In Fishing for Myth, a collection of poems by Heid E. Erdrich, the readers are able to take part in the poet's exploration of myths that are grounded together in the experience of everyday life and memory. For Erdrich, the myths that she writes in her poems become part of everyday life. It is as though she is letting us in on a very juicy secret that she is telling us in installments. I get the feeling that Heid Erdrich has only just begun to tell us her secrets through poetry.
These myths/poems/secrets are exhilarating and Erdrich assures us they can be real or imagined, or more likely, a combination of both. They include landscapes of cities, rivers, deserts, boyfriends, sisters and dogs and they do what they are intended to do. They stir. This is Barthes' "punctum" the place of puncture, the action that moves you, when something is no longer docile. I experience many punctums in Erdrich's poetry. For example, the line from "Short Hand" that says, "See the nun with the murderer's thumbs,"(55). In "Animoosh" she writes, "I would stare until I saw her-always just beyond me, bounding through the long field of goldenrod and sun" (60). This is a girl wishing and believing that the dog of her dreams will appear and will know her and will know her. The sense of longing Erdrich evokes for this kind of knowing speaks to a longing many people experience as the unbearable loneliness of childhood.

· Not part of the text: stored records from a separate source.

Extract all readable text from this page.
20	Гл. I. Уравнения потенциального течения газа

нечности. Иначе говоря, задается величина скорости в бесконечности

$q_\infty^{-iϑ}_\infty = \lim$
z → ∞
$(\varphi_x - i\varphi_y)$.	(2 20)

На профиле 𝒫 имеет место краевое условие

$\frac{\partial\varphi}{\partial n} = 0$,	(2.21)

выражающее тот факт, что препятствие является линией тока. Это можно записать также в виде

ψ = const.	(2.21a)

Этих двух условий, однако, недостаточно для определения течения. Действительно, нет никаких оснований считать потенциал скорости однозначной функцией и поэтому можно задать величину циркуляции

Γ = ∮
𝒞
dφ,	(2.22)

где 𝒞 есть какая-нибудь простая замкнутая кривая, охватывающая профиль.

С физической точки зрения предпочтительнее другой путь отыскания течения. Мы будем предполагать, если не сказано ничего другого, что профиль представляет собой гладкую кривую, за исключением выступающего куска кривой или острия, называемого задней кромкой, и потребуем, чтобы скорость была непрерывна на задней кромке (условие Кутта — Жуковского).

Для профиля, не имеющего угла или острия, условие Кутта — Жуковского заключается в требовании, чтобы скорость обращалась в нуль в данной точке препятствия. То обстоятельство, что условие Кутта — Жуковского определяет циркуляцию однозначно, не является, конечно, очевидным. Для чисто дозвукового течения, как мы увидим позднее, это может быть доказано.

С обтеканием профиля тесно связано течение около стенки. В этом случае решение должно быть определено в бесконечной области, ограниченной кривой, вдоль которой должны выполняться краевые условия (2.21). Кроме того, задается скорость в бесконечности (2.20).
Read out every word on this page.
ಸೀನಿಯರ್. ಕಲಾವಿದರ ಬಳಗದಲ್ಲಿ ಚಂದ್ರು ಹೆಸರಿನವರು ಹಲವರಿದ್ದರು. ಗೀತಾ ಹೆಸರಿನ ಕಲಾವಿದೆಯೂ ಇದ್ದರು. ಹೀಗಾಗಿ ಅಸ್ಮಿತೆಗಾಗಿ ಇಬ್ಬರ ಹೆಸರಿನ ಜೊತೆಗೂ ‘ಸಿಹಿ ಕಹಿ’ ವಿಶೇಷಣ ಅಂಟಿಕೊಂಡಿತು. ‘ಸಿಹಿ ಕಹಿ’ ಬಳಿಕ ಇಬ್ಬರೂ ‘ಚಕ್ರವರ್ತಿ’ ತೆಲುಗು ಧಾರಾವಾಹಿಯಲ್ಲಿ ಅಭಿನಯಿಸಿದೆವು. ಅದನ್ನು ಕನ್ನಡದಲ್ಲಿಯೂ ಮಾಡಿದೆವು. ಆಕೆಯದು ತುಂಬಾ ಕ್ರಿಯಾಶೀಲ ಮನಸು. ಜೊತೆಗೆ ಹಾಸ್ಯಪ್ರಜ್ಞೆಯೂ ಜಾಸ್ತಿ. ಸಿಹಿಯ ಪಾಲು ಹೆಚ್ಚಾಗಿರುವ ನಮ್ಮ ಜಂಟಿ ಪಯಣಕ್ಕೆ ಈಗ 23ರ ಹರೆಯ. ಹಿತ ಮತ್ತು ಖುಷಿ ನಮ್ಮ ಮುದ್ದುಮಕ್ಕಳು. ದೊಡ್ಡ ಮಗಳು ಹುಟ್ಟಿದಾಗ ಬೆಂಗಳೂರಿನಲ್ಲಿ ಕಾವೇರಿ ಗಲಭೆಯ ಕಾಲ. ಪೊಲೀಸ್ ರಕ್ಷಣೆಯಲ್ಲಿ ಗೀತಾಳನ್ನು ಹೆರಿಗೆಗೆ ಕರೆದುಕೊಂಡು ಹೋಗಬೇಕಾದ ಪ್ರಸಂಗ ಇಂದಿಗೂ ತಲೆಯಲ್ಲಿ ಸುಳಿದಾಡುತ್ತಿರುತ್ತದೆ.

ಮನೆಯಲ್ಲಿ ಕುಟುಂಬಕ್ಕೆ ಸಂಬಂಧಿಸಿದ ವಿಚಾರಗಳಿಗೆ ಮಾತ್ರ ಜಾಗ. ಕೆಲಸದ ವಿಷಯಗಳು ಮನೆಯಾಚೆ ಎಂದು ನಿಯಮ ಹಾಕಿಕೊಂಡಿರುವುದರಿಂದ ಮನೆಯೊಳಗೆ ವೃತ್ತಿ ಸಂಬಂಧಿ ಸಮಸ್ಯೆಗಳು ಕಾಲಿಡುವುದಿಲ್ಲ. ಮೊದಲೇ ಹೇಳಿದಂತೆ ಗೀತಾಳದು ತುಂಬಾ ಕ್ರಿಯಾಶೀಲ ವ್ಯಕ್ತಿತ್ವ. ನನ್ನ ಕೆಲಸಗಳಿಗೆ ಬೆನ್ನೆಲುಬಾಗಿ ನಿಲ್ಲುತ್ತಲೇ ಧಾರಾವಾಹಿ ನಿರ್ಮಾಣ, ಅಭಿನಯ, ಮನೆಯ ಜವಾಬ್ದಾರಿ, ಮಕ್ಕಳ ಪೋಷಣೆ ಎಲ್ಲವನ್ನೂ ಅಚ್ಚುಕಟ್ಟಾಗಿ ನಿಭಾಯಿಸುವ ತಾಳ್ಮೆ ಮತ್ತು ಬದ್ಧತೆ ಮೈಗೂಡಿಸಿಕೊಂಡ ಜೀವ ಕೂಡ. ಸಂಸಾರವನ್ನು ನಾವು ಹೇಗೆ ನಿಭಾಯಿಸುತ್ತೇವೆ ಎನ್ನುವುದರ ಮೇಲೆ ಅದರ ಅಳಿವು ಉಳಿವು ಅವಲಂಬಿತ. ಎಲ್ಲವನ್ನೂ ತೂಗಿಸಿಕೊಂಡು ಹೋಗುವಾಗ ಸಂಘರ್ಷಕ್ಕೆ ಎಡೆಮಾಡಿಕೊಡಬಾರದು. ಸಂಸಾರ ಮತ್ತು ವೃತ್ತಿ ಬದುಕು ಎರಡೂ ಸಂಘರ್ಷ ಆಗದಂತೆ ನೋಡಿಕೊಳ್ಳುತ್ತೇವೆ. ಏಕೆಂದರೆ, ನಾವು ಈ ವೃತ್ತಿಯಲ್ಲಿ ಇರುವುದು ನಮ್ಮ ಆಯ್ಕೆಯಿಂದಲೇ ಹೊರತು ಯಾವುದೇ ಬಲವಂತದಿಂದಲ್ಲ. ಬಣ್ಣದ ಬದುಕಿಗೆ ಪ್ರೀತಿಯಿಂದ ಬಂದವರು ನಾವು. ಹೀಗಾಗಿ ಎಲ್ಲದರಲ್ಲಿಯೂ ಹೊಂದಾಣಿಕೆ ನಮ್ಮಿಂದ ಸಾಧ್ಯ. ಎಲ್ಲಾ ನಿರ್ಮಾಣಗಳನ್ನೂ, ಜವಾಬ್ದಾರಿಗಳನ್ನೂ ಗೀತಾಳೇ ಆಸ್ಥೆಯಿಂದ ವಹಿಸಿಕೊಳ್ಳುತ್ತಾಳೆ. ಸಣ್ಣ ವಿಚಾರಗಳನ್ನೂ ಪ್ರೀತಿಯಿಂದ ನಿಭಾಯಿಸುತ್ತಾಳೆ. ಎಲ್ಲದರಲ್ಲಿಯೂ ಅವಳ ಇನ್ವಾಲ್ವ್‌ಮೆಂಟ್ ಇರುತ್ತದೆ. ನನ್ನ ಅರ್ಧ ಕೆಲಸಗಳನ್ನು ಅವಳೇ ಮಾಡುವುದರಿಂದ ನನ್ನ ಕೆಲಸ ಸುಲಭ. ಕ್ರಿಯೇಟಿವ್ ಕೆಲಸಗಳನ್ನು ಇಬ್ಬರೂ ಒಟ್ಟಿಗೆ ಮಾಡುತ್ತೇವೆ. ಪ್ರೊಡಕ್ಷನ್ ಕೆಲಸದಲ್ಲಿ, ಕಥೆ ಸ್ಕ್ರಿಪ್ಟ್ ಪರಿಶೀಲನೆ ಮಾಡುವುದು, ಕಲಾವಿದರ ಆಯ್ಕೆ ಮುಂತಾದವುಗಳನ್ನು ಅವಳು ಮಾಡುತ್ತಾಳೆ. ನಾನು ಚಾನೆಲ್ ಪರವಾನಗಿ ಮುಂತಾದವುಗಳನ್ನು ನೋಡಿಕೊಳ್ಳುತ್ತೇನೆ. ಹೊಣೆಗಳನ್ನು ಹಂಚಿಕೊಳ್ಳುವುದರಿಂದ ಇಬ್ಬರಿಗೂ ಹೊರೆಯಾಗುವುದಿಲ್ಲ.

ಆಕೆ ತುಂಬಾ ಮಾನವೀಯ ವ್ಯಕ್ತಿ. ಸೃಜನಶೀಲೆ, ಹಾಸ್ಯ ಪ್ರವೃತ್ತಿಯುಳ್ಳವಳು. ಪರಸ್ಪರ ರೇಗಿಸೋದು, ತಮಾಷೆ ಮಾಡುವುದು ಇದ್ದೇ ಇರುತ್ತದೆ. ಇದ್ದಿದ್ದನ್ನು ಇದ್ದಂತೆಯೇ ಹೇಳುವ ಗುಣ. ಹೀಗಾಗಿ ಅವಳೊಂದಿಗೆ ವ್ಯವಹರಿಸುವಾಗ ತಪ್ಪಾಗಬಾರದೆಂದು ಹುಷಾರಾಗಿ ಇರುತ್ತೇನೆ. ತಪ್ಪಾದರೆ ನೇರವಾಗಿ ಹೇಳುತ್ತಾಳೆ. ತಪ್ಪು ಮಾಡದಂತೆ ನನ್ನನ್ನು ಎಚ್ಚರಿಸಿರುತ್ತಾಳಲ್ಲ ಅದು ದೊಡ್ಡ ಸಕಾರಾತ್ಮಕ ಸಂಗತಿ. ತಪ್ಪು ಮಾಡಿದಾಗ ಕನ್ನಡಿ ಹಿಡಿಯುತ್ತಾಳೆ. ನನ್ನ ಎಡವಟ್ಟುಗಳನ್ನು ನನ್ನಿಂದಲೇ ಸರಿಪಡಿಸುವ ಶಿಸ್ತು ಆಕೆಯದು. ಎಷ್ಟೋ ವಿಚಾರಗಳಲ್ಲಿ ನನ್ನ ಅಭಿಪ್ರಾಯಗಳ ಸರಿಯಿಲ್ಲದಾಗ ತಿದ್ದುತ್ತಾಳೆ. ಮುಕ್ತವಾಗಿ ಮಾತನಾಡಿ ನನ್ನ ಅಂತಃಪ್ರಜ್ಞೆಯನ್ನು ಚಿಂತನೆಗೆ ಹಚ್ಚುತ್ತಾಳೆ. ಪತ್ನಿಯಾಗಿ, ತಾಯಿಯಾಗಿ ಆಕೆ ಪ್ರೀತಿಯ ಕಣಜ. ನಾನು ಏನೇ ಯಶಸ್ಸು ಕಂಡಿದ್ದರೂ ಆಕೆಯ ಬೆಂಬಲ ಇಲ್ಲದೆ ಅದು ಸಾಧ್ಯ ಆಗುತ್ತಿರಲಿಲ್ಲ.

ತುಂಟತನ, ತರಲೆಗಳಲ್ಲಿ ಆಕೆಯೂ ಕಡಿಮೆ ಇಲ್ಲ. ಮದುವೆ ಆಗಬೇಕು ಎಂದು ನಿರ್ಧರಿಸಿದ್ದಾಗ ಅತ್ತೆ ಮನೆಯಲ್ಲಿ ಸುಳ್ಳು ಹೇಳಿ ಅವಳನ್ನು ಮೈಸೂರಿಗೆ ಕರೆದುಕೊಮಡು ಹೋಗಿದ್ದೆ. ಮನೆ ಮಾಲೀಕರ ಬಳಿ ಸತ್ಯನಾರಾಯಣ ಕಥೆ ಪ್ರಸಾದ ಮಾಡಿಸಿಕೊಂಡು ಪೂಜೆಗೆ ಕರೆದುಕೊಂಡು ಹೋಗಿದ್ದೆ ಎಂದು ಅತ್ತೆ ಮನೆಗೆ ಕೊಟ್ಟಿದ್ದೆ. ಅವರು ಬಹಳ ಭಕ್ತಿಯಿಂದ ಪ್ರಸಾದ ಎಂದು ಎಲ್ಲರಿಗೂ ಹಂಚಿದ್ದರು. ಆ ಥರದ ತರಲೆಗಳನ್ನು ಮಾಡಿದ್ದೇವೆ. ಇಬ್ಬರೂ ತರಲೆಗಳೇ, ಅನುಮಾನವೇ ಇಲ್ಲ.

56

Erdrich also manages to do what remains elusive to many poets - she writes convincingly and honestly about nature and her ongoing relationship with it. It is no easy task to look, smell and be in nature and then try to tell it in a way that is fresh and poetic. She accomplishes this with aplomb in many of her poems like "Oxbow" (21), "Wheat Ears"(48) and "Dragging the River" (59). In her poem "The Cure," Erdrich writes:
She is a dreaming woman
Rocking this island like a lover, running her tongue along the shore. Who couldn't resist her? Who wouldn't submit
To the arms and the lips of the sea?
I feel at home in her poems. Perhaps it is because I too grew up on a border and am familiar with thinking that across the river is the "Minnesota side" as she writes in "Dragging the River. " Another piece of Erdrich's that is passionate and evocative for me is "Sex in the Desert," (41). "My blood goes crazy for the sound of wet on dry / I huff, I snort, I run through the courtyard yelling. " Having lived in the desert, I relate to her description of big plopping raindrops that steam up and make you feel like you're crazy in-love with something, anything, everything. However, I don't think that you have to have lived in the desert to understand Erdrich's compelling relationship to the places that have influenced her poems. Whether it is the desert or "The Red River of the North" (19) Erdrich's landscapes and the creatures that inhabit them are fresh, yet familiar.
Erdrich is an erudite native woman poet. She combines the crafts of rhyme, lyric and meter woven together with narratives that take shape and begin to have a life of their own. Erdrich's poems often seem like songs or prayers to herself, her family and her land. In her poems, Erdrich comes from and toward her experiences as a native person and as a woman. For Erdrich, these parts of her being are not separate, but are intertwined in her being just as her rich relationship with her family. These facets of her life add complexities to this body of work. One can see how she threads the love of poetry with her various identities to create the notion that we are all "fishing for myth. "
In her work "Origin of a Poem," Erdrich writes, "We fish our own waters / green and layered / weedy and warm- / Nothing rises, / no ripples, but we wait. / All we want is the tug-something deep, alive, on the line. " (14) This poem, like many that I mention above, seems like the beginning of secrets she isn't finished telling us yet. She writes of discovering the many layers that exist in the creative process. From her words one gets the impression that you never know how this process will end. Fishing for Myth is and always will be an ongoing adventure.